A primeira reunião da Câmara do ano foi marcada pelas denúncias no setor de saúde. Alguns vereadores apontaram que a saúde em Sabará está precária e a Unidade de Pronto Atendimento (UPA), inaugurada há menos de um ano, foi a mais criticada.
Alguns vereadores afirmaram que a UPA está trabalhando sem material de limpeza e sem papéis para imprimir exames. Além de não realizar exames laboratoriais, e ainda contratar profissionais inexperientes.
Além disso, o vereador Welington afirmou que na Policlínica não se faz mais o exame de mamografia, porque o aparelho está estragado. Já Jordan Américo ressaltou que os postos de saúde não têm gazes, remédio e fralda geriátrica.
Hamilton Alves e Cláudio do Fátima ressaltaram que como os postos de saúde não estão funcionando em sua plenitude, isso sobrecarrega a UPA, agravando ainda mais a situação.
O vereador Jordan também salientou outro problema vivido na saúde. Segundo ele, os técnicos de enfermagem concursados pela Prefeitura estão atuando como auxiliares. Os profissionais exigem que sua atuação seja compatível com a sua formação. De acordo com os funcionários, a Prefeitura teria contratado técnicos vindos de Belo Horizonte e colocaram os profissionais sabarenses para atuarem como auxiliares. O vereador pediu para que a situação seja regularizada.
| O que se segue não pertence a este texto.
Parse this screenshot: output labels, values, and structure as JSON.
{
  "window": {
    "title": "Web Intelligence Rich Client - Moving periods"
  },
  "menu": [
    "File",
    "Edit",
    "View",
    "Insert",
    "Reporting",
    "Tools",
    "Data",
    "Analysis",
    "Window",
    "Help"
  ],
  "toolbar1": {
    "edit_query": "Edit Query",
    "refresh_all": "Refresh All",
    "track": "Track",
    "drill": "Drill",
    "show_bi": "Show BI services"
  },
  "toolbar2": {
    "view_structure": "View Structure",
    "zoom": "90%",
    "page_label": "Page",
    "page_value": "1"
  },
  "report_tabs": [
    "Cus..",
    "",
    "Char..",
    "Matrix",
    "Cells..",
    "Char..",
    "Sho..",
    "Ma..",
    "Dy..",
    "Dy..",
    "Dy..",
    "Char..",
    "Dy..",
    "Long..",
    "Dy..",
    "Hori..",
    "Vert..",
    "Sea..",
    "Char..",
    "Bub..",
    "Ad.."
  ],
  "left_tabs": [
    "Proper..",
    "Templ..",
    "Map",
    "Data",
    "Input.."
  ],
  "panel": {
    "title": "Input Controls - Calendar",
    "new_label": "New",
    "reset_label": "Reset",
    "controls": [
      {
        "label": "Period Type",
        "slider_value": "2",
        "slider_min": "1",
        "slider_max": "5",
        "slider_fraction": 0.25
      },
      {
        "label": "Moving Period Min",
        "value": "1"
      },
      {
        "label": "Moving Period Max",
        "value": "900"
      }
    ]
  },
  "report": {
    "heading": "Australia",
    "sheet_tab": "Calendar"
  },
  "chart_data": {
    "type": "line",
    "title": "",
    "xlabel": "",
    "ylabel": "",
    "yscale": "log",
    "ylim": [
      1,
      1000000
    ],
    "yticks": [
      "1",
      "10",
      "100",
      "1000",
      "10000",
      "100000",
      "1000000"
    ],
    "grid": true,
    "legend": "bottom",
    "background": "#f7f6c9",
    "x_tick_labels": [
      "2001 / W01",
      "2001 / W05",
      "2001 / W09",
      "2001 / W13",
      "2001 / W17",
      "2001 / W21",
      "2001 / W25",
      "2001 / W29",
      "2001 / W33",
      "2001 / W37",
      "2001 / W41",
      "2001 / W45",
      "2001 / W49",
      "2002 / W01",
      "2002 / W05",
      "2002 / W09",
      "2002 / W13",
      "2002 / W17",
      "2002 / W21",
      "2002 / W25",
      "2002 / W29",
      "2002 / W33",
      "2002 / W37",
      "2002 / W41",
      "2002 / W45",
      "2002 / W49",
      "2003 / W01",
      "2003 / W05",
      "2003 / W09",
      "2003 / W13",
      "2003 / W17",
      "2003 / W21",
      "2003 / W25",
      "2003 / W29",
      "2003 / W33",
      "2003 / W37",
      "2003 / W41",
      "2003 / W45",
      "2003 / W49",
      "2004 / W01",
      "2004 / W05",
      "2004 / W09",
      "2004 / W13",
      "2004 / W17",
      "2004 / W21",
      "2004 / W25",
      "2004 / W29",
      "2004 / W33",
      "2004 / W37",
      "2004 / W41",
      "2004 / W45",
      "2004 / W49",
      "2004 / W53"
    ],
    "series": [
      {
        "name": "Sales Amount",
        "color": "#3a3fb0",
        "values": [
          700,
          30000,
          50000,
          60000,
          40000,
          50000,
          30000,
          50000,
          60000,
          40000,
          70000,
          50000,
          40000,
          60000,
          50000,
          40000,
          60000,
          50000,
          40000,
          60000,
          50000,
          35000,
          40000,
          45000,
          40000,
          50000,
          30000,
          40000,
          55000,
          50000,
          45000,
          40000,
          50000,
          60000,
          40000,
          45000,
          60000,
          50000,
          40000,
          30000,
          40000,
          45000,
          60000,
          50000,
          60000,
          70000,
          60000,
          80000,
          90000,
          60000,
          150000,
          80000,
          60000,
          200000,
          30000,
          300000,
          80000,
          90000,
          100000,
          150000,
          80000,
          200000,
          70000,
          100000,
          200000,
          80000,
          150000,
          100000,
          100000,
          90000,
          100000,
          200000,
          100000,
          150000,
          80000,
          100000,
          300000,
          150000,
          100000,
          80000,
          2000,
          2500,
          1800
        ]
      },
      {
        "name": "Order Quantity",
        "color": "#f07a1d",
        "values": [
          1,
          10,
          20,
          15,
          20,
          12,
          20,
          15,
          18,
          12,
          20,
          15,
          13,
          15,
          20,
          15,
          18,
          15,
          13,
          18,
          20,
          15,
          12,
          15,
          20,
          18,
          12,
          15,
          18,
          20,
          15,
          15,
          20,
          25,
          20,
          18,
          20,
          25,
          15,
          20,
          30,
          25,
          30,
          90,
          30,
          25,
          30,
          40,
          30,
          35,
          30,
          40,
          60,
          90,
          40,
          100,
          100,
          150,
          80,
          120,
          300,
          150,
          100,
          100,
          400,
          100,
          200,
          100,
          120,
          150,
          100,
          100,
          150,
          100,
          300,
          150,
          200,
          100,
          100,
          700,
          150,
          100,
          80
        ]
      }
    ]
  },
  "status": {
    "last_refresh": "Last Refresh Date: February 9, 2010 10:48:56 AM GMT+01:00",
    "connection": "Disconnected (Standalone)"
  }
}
Hamilton Alves mostrou que verba não é o problema. Ele informou que em janeiro a Prefeitura recebeu de IPVA o valor de R$ 2.763.264,10 (dois milhões, setecentos e sessenta e três mil, duzentos e sessenta e quatro reais e dez centavos). Diante desses números e da situação da saúde o vereador questionou a real prioridade da Prefeitura. Ele lembrou ainda uma dívida em torno de R$ 700 mil que a Prefeitura tem com a Santa Casa.
Ainda em relação à saúde, a atuação da comissão de saúde da Câmara também foi questionada por alguns vereadores. Hamilton lembrou que em 2013 pediu para a comissão apurar junto à Secretaria de Saúde o motivo da devolução de R$ 68 mil que seriam utilizados na construção de um posto de saúde no Rosário, mas nunca teve resposta.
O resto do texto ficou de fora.